The adversarial question-generation framework offers a novel solution to addressing comprehension gaps in LLMs, providing a more effective means of adapting these models to new domains.

Improved Accuracy and Efficiency

The method achieves greater accuracy with substantially fewer synthetic samples, addressing a significant limitation of fine-tuning LLMs.

Demerits

Limited Evaluation Scope

The evaluation is limited to a single specialized domain (LegalBench corpus), and its applicability to other domains remains to be explored.

Technical Complexity

The adversarial question-generation framework requires sophisticated technical expertise, which may limit its accessibility to researchers and practitioners.

Expert Commentary

The article presents a significant contribution to the field of LLMs, addressing a critical limitation of fine-tuning these models.
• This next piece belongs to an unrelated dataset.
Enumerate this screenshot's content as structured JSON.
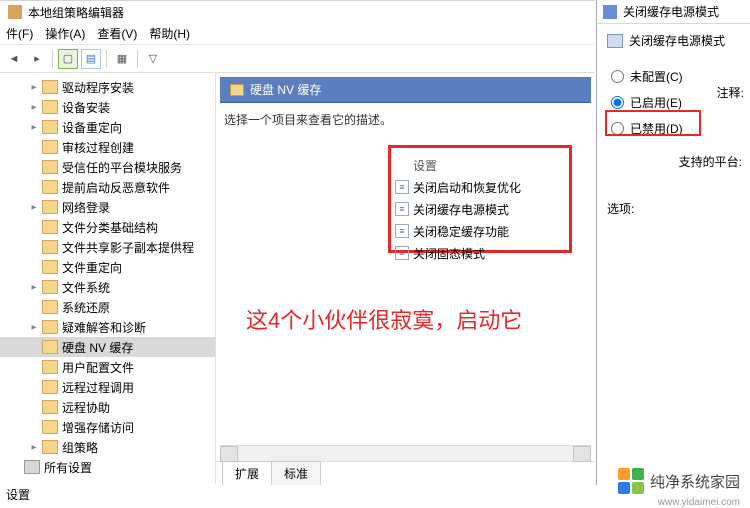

The adversarial question-generation framework offers a more effective means of adapting LLMs to new domains, improving accuracy and sample efficiency. However, the technical complexity of the framework and the limited evaluation scope are notable limitations. Further research is necessary to explore the framework's applicability to other domains and to develop more accessible solutions. The implications of this work are far-reaching, with potential applications in fields such as law, medicine, and finance. As the field of LLMs continues to evolve, the development of more effective domain-specific models will be critical to unlocking their full potential.

Recommendations

  • Recommendation 1: Future research should focus on expanding the evaluation scope to other specialized domains and exploring the applicability of the adversarial question-generation framework in these contexts.
  • Recommendation 2: Efforts should be made to simplify the technical complexity of the framework, making it more accessible to researchers and practitioners who seek to adapt LLMs to new domains.